Physics Quiz 8
 

A massless spring of free length L and spring constant K is stretched until a desired force F is achieved. A mass M is attached to the stretched spring, and the spring is then allowed to accelerate the mass until the spring length is L2.

Find a closed-form solution for the speed of the mass when the spring length is L2 (where L2>L). Ignore friction and gravity.
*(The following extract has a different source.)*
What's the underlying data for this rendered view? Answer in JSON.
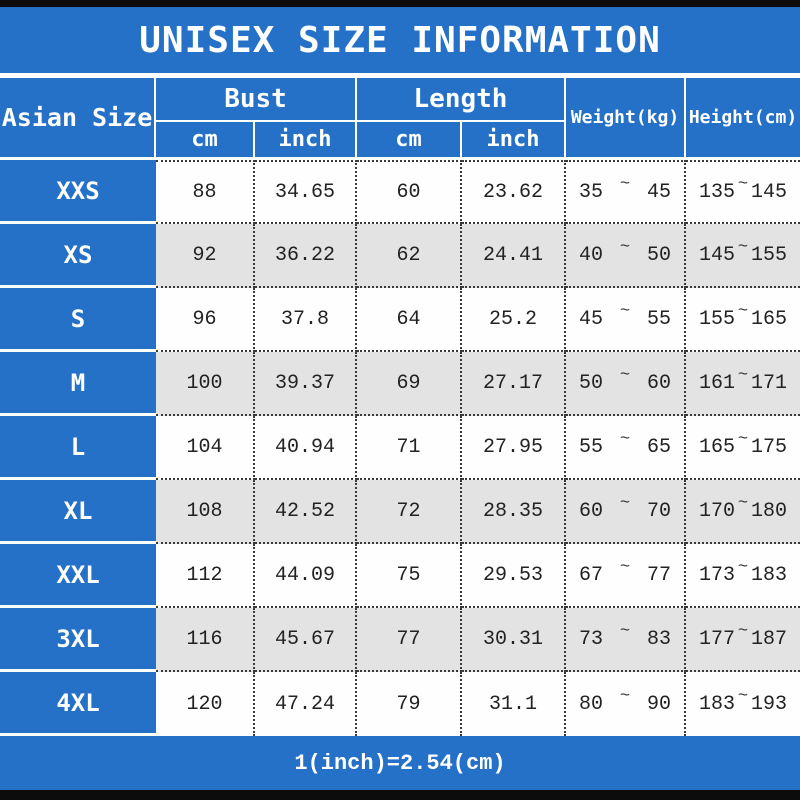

Use the solution to explore the effect of small changes in L and K (with F, M, and L2 held constant).

Re: Physics Quiz 8
 

Energy in the system = F^2 / 2K
Length when stretched (L3) = L + F/K

Potential energy at L2 = 0.5K*(L2-L)^2

Kinetic energy @L2 = F^2 / 2K - 0.5K*(L2-L)^2

Velocity@L2 = Sqrt(2/M( (F^2 / 2K) - 0.5K*(L2-L)^2 ))
=Sqrt(2K/M( (F/K)^2 - 0.5(L2-L)^2))

I don't know what to do with that.

Re: Physics Quiz 8
 

I think it should be v=sqrt( F^2/(k*m)-(k/m)*(L2-L)^2).

Re: Physics Quiz 8
 

Did you mean F^2/(2K) ?

Re: Physics Quiz 8
 

Could you show your work please?

Re: Physics Quiz 8
 

Sure. I used a somewhat roundabout method. Let A = F/k be the amplitude of the oscillation. The position will follow simple harmonic motion with equation x = L + A * cos(sqrt(k/m)*t), with x = 0 as the left end of the spring and the mass started at t = 0. So we set x = L2 and so L2-L = A * cos(sqrt(k/m)*t). Also, v = x' = - A * sqrt(k/m) * sin(sqrt(k/m)*t). So then we have v^2 = A^2 * (k/m) * sin^2(sqrt(k/m)*t) = (k/m) * (A^2- A^2 * cos^2(sqrt(k/m)*t)) = (k/m) * (A^2-(L2-L)^2) = ((F^2)/(k*m) - (k/m)*(L2-L)^2). Finally we have
v = sqrt((F^2)/(k*m) - (k/m)*(L2-L)^2).

Re: Physics Quiz 8
 

Good stuff.

In post #2, lemiant used energy conservation to find the solution*.

In post #6, dan2915 used the equations for simple harmonic motion.

Let me add a third way: use Newton's 2^nd Law:

F = -k*x = M*a = M*(dV/dt) = M*(dx/dt)(dV/dx) = M*V*(dV/dx)

=> M*V*(dV/dx) = -k*x

=> V*dV = -(k/M)*x*dx

Integrate the left side from V=0 to V=V₂, and the right side from x=-F/k to x=(L-L₂), and solve for V₂

This Quiz was inspired by post #5 in this thread.


*neglecting the error in the final step